Loop Electrosurgical Excision Procedure
What is Loop Electrosurgical Excision Procedure (LEEP)?
- Loop electrosurgical excision procedure (LEEP) is a technique used in the treatment of mild to moderate precancerous changes (dysplasia) of the uterine cervix (cervical dysplasia). The cervix is the base of the womb (uterus) that leads out to the birth canal (vagina).
- LEEP can sometimes also be used to treat severe dysplasia or cancers that have not invaded into the deeper tissues of the cervix (known as carcinoma in situ).

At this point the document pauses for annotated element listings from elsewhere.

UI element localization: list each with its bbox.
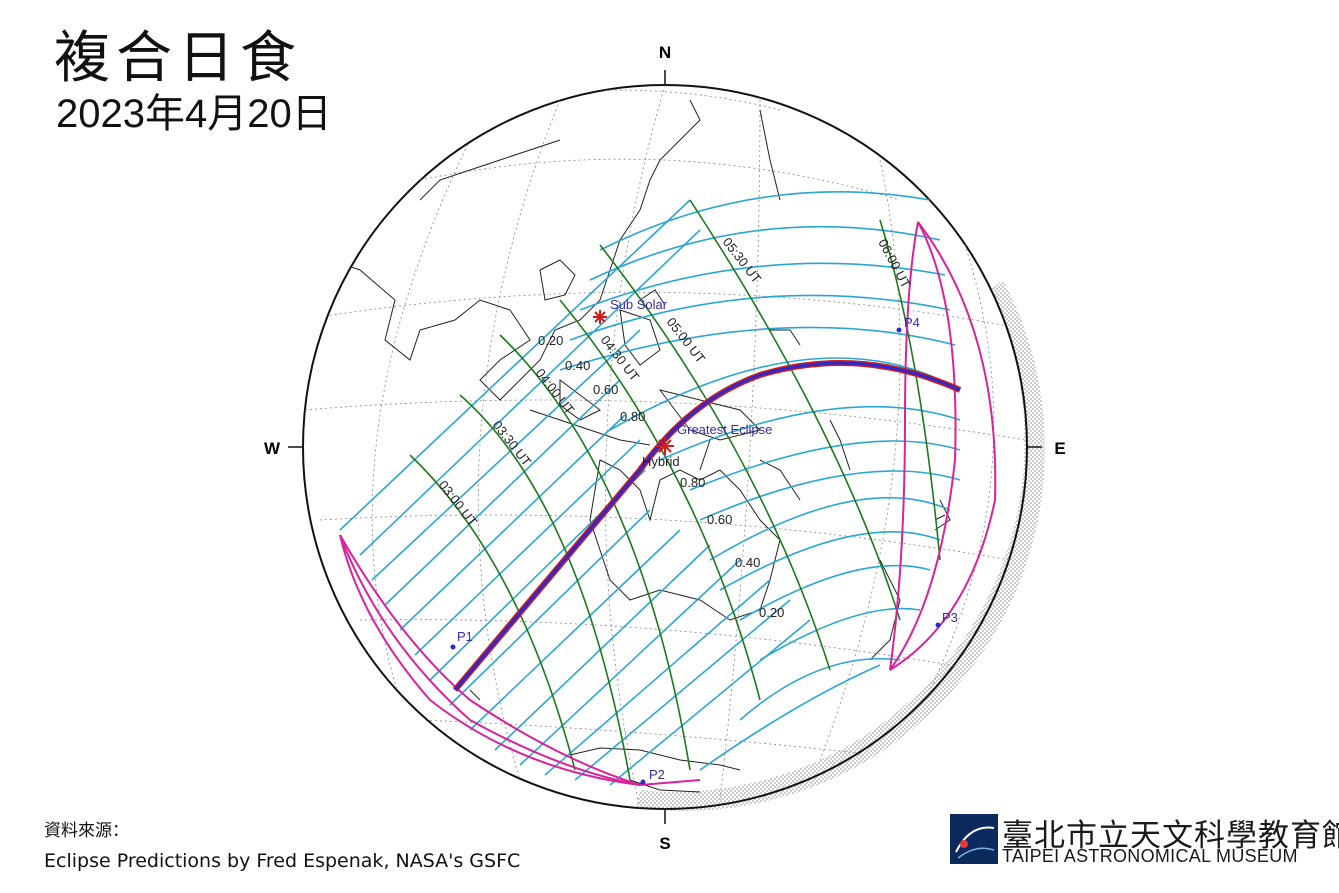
greatest-eclipse-label: Greatest Eclipse [677, 422, 772, 437]
time-lines [409, 199, 941, 781]
sub-solar-label: Sub Solar [610, 297, 668, 312]
magnitude-curves [339, 191, 961, 786]
time-label-0600: 06:00 UT [875, 236, 913, 290]
magnitude-labels: 0.20 0.40 0.60 0.80 0.80 0.60 0.40 0.20 [538, 333, 784, 620]
west-label: W [264, 439, 281, 458]
mag-label-upper-060: 0.60 [593, 382, 618, 397]
source-text: Eclipse Predictions by Fred Espenak, NAS… [44, 850, 521, 872]
mag-label-upper-020: 0.20 [538, 333, 563, 348]
p2-point [640, 779, 646, 785]
p1-point [450, 644, 456, 650]
source-label: 資料來源： [44, 821, 129, 841]
museum-logo-icon [950, 814, 998, 864]
north-label: N [659, 43, 671, 62]
greatest-eclipse-marker [656, 437, 674, 455]
p4-label: P4 [904, 315, 920, 330]
page-title: 複合日食 [54, 26, 302, 89]
museum-name-cn: 臺北市立天文科學教育館 [1002, 818, 1339, 854]
east-label: E [1054, 439, 1065, 458]
coastlines [329, 99, 951, 793]
time-label-0500: 05:00 UT [664, 315, 709, 366]
mag-label-lower-020: 0.20 [759, 605, 784, 620]
mag-label-lower-060: 0.60 [707, 512, 732, 527]
p3-label: P3 [942, 610, 958, 625]
museum-logo-block: 臺北市立天文科學教育館 TAIPEI ASTRONOMICAL MUSEUM [950, 812, 1339, 866]
p1-label: P1 [457, 629, 473, 644]
time-labels: 03:00 UT 03:30 UT 04:00 UT 04:30 UT 05:0… [436, 235, 914, 529]
museum-name-en: TAIPEI ASTRONOMICAL MUSEUM [1002, 846, 1298, 866]
p3-point [935, 622, 941, 628]
compass-ticks [288, 70, 1042, 824]
eclipse-date: 2023年4月20日 [56, 92, 332, 136]
penumbra-limits [339, 221, 997, 786]
mag-label-lower-080: 0.80 [680, 475, 705, 490]
p2-label: P2 [649, 767, 665, 782]
p4-point [896, 327, 902, 333]
mag-label-upper-040: 0.40 [565, 358, 590, 373]
south-label: S [659, 834, 670, 853]
central-path [452, 360, 962, 692]
time-label-0330: 03:30 UT [490, 418, 535, 469]
mag-label-upper-080: 0.80 [620, 409, 645, 424]
hybrid-label: Hybrid [642, 454, 680, 469]
mag-label-lower-040: 0.40 [735, 555, 760, 570]
sub-solar-marker [593, 310, 607, 324]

- With the LEEP technique, a low voltage electric current is used to cut away the abnormal tissues. Unlike techniques that destroy the abnormal tissue (such as laser or freezing), the abnormal tissue is preserved after LEEP, allowing for microscopic examination by a pathologist.
- LEEP generally does not have significant risks or side effects, but mild pain, cramping, and vaginal bleeding can occur. LEEP is also sometimes referred to as large loop excision of the transformation zone (LLETZ).
LEEP is performed after the precancerous changes of the cervix have been identified through screening tests and cervical biopsies. Typically, findings on the screening Pap test will signal that further examination of the cervix is necessary. Colposcopy is the examination of the vulva, vaginal walls, and uterine cervix using illumination and magnification in order to detect and examine abnormalities of these structures. Colposcopy is performed to evaluate abnormal Pap test results. During colposcopy, further testing, including biopsies (sampling of abnormal-appearing areas for examination by a pathologist) are performed to determine whether cancer or precancerous changes are present.
If dysplasia confirmed through colposcopy and/or biopsies, treatment options, including LEEP, are considered.